JAYAPURA, KOMPAS — Program aksi pencegahan korupsi di 28 kabupaten dan 1 kota di Provinsi Papua, yang dilakukan sejak 2016 hingga kini belum berjalan optimal. Dari sejumlah program aksi pencegahan yang disiapkan, yang telah terlaksana rata-rata hanya mencapai 20 persen.
Hal tersebut disampaikan Koordinator Program Pencegahan Korupsi di Provinsi Papua Komisi Pemberantasan Korupsi (KPK) Maruli Tua saat dihubungi dari Jayapura, Kamis (15/11/2018). Dia mengatakan, Papua termasuk salah satu provinsi di Indonesia dengan persentase pencegahan korupsi terendah. Sementara, pelaksanaan di DKI Jakarta sudah mencapai 70 persen.
KPK memberikan pendampingan bagi Provinsi Papua dalam program aksi pencegahan korupsi yang meliputi penggunaan aplikasi e-government, penguatan kapasitas inspektorat dan aparatur sipil negara, serta optimalisasi pendapatan daerah.
Aplikasi e-government terdiri atas tiga sistem, yakni perencanaan dan penganggaran, perizinan investasi, dan pendapatan daerah. Sistem perencanaan terdiri atas e-PapuaPuMusrenbang, e-PapuaPuRencana, dan e-PapuaPuAnggaran. Adapun sistem perizinan investasi melalui e-PapuaPerizinanOnline dan sistem pendapatan daerah melalui e-Samsat.
Dari catatan KPK, kata Maruli, program aksi pencegahan korupsi yang belum berjalan optimal di antaranya seperti di Mimika, Tolikara, dan Nduga. ”Sementara, instansi di jajaran Pemprov Papua telah melaksanakan program pencegahan dengan baik,” ujar Maruli.
Ia menuturkan, penyebab rendahnya persentase program aksi pencegahan korupsi di Papua antara lain belum adanya komitmen kepala daerah, masalah ketersediaan infrastruktur seperti layanan kelistrikan, dan kompetensi aparatur sipil negara yang belum memadai.
”Penggunaan aplikasi e-government di Tolikara masih terkendala layanan listrik. Sering terjadi pemadaman listrik di sana. Menurut rencana, kami akan bertemu pihak PLN untuk membahas masalah ini,” tutur Maruli.
Ia pun menegaskan, KPK akan menggunakan upaya penegakan hukum lain apabila pemerintah daerah terkesan tidak serius dalam melaksanakan program pencegahan korupsi.
Sementara itu, Kepala Badan Perencanaan Pembangunan Daerah (Bappeda) Provinsi Papua Muhammad Musaad mengakui pihaknya telah mengimplementasikan aplikasi e-planning dan e-budgeting demi terciptanya pengelolaan anggaran yang transparan dan tepat sasaran.

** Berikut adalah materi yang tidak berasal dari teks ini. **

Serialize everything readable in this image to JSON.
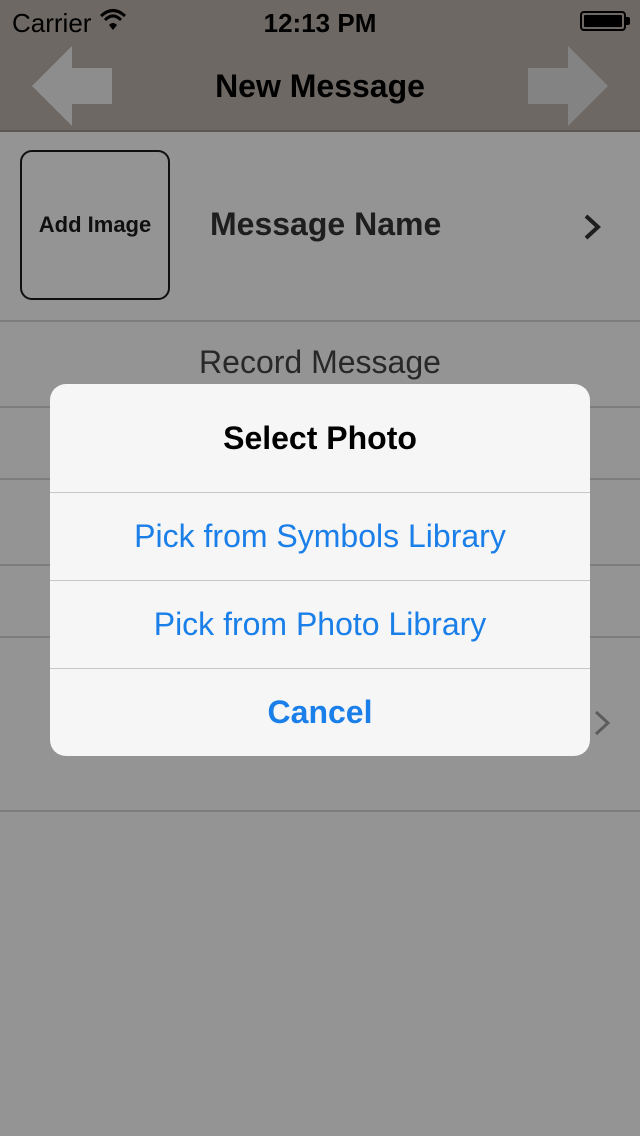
{
  "status_bar": {
    "carrier": "Carrier",
    "time": "12:13 PM"
  },
  "nav": {
    "title": "New Message"
  },
  "form": {
    "add_image_label": "Add Image",
    "message_name_label": "Message Name",
    "record_message_label": "Record Message"
  },
  "alert": {
    "title": "Select Photo",
    "buttons": [
      "Pick from Symbols Library",
      "Pick from Photo Library",
      "Cancel"
    ]
  },
  "colors": {
    "nav_bar": "#b6ada6",
    "alert_button": "#1a7fe8",
    "overlay": "rgba(0,0,0,0.40)"
  },
  "icons": {
    "back": "left-arrow-icon",
    "forward": "right-arrow-icon",
    "disclosure": "chevron-right-icon"
  }
}
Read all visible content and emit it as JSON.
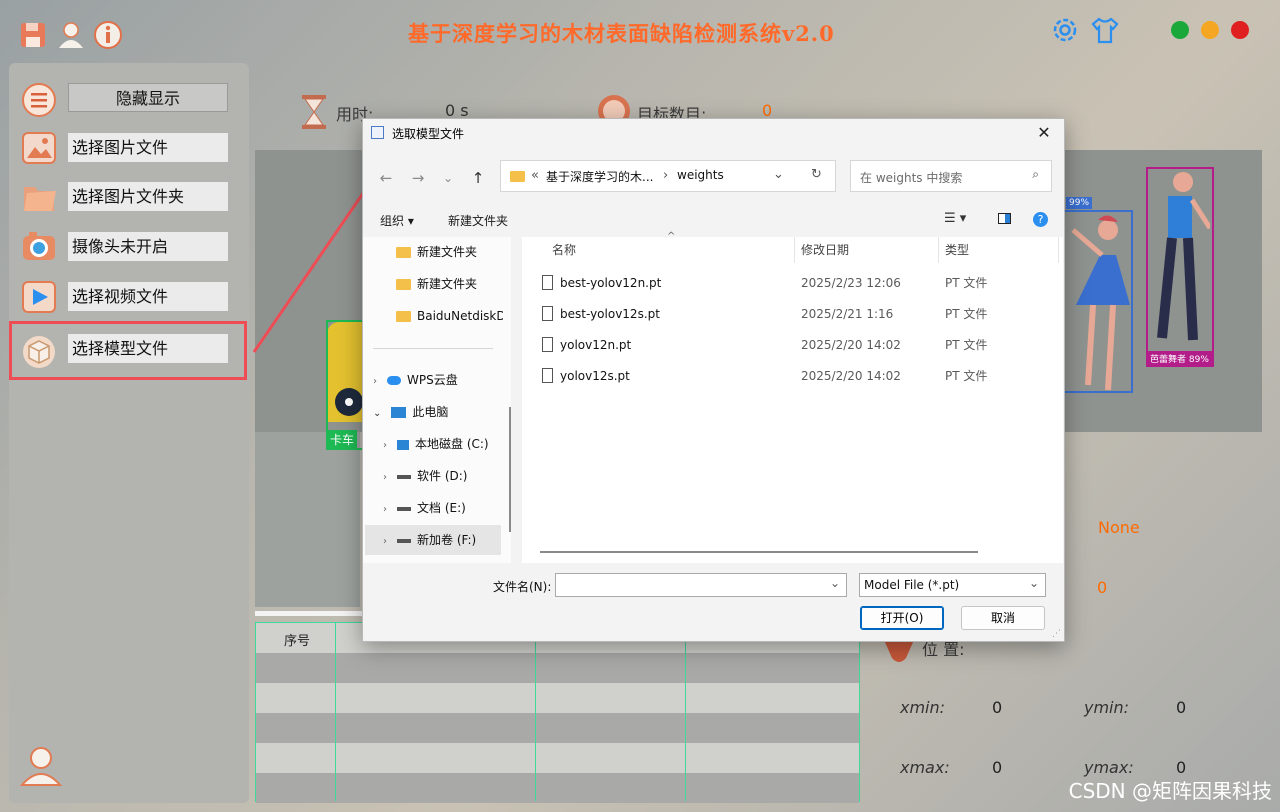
{
  "app": {
    "title": "基于深度学习的木材表面缺陷检测系统v2.0",
    "colors": {
      "accent": "#ff6a2a",
      "win_green": "#1aa83a",
      "win_yellow": "#f5a623",
      "win_red": "#e02020",
      "highlight": "#ee4d55",
      "table_line": "#3fd99a"
    }
  },
  "sidebar": {
    "toggle_label": "隐藏显示",
    "items": [
      {
        "label": "选择图片文件",
        "icon": "image-icon"
      },
      {
        "label": "选择图片文件夹",
        "icon": "folder-icon"
      },
      {
        "label": "摄像头未开启",
        "icon": "camera-icon"
      },
      {
        "label": "选择视频文件",
        "icon": "video-icon"
      },
      {
        "label": "选择模型文件",
        "icon": "model-cube-icon"
      }
    ]
  },
  "stats": {
    "time_label": "用时:",
    "time_value": "0 s",
    "target_label": "目标数目:",
    "target_value": "0"
  },
  "detections": {
    "truck_label": "卡车",
    "dancer1_label": "99%",
    "dancer2_label": "芭蕾舞者 89%"
  },
  "info": {
    "type_value": "None",
    "conf_value": "0",
    "position_label": "位  置:",
    "xmin_label": "xmin:",
    "xmin_value": "0",
    "ymin_label": "ymin:",
    "ymin_value": "0",
    "xmax_label": "xmax:",
    "xmax_value": "0",
    "ymax_label": "ymax:",
    "ymax_value": "0"
  },
  "table": {
    "first_header": "序号"
  },
  "watermark": "CSDN @矩阵因果科技",
  "dialog": {
    "title": "选取模型文件",
    "address": {
      "prefix": "«",
      "path1": "基于深度学习的木...",
      "sep": "›",
      "path2": "weights"
    },
    "search_placeholder": "在 weights 中搜索",
    "organize": "组织 ▾",
    "new_folder": "新建文件夹",
    "nav": [
      {
        "label": "新建文件夹",
        "kind": "folder"
      },
      {
        "label": "新建文件夹",
        "kind": "folder"
      },
      {
        "label": "BaiduNetdiskD",
        "kind": "folder"
      },
      {
        "label": "WPS云盘",
        "kind": "cloud"
      },
      {
        "label": "此电脑",
        "kind": "pc"
      },
      {
        "label": "本地磁盘 (C:)",
        "kind": "drive"
      },
      {
        "label": "软件 (D:)",
        "kind": "drive"
      },
      {
        "label": "文档 (E:)",
        "kind": "drive"
      },
      {
        "label": "新加卷 (F:)",
        "kind": "drive"
      }
    ],
    "columns": {
      "name": "名称",
      "date": "修改日期",
      "type": "类型"
    },
    "files": [
      {
        "name": "best-yolov12n.pt",
        "date": "2025/2/23 12:06",
        "type": "PT 文件"
      },
      {
        "name": "best-yolov12s.pt",
        "date": "2025/2/21 1:16",
        "type": "PT 文件"
      },
      {
        "name": "yolov12n.pt",
        "date": "2025/2/20 14:02",
        "type": "PT 文件"
      },
      {
        "name": "yolov12s.pt",
        "date": "2025/2/20 14:02",
        "type": "PT 文件"
      }
    ],
    "filename_label": "文件名(N):",
    "filename_value": "",
    "filter_value": "Model File (*.pt)",
    "open_label": "打开(O)",
    "cancel_label": "取消"
  }
}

”Aplikasi e-government biasanya juga diterapkan dalam rencana penganggaran dana otonomi khusus. Hal ini merupakan wujud sinergi Pemprov Papua bersama KPK,” kata Musaad.
Ia pun menambahkan, Gubernur Papua Lukas Enembe bersama 28 bupati dan 1 wali kota telah menandatangani kesepakatan terkait komitmen bersama dalam pelaksanaan program pencegahan korupsi di tanah Papua.
”Seharusnya komitmen ini dilaksanakan seluruh kepala daerah di 28 kabupaten dan 1 kota sebab sangat fundamental untuk menciptakan pengelolaan yang efektif,” katanya.
Sementara itu, berdasarkan data dari Direktorat Reserse Kriminal Khusus Polda Papua, selama periode Januari-Oktober 2018, terdapat tujuh kasus korupsi yang ditangani penyidik. Adapun total kerugian negara mencapai Rp 470 miliar.
Sebanyak 11 tersangka telah ditetapkan dalam tujuh perkara dugaan korupsi itu. Lima tersangka di antaranya adalah aparatur sipil negara. Adapun upaya pengembalian kerugian negara baru mencapai Rp 50,3 miliar.